March 30 (Reuters) - Wells Fargo & Co (WFC.N) will pay fines of about $97.8 million for inadequate oversight of its compliance risks, enabling the apparent violation of U.S. sanctions against Iran, Syria and Sudan, federal authorities said on Thursday.
The Federal Reserve and the Treasury Department's Office of Foreign Assets Control (OFAC) said the bank's deficient oversight enabled it to violate U.S. sanctions by providing a trade finance platform to a foreign bank that used it to process $532 million in prohibited transactions.

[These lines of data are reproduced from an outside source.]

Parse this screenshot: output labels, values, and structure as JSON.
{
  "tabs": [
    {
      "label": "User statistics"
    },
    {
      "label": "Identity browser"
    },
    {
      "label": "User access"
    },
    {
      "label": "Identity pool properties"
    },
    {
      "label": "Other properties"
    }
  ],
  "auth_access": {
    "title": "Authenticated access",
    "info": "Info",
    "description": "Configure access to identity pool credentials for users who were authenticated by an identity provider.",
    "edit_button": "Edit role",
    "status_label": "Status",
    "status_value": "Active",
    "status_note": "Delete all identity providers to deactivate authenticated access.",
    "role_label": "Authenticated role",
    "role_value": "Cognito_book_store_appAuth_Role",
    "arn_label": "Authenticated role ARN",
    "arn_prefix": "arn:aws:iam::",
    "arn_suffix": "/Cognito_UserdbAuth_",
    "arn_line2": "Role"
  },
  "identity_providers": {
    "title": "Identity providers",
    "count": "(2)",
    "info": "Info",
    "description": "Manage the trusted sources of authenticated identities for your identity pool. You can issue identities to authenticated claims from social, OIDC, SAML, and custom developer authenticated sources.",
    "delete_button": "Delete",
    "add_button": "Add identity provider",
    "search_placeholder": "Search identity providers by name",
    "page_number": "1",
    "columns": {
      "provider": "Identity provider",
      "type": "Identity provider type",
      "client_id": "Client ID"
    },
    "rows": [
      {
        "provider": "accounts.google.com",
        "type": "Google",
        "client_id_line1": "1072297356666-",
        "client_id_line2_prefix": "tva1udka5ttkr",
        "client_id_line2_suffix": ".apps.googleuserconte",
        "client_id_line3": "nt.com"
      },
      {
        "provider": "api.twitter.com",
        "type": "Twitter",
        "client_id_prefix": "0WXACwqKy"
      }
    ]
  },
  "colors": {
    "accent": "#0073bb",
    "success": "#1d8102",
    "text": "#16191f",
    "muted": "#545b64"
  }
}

The Fed fined Wells Fargo $67.8 million, while OFAC fined the bank $30 million for inadequate oversight of its compliance risks from 2010 to 2015.
“Wells Fargo is pleased to resolve this legacy matter involving conduct that ended in 2015, which we voluntarily self-reported and fully cooperated with OFAC and the Federal Reserve Board to address," a Wells Fargo spokesperson said in a statement.
In a release, OFAC said that Wells Fargo and its predecessor, Wachovia Bank, provided a European bank with software beginning in 2008 that allowed the firm to process 124 transactions involving sanctioned individuals or jurisdictions.
In December, the U.S. Consumer Financial Protection Bureau hit Wells Fargo with the watchdog's largest ever civil penalty as part of a $3.7 billion agreement to settle charges over widespread mismanagement of car loans, mortgages and bank accounts.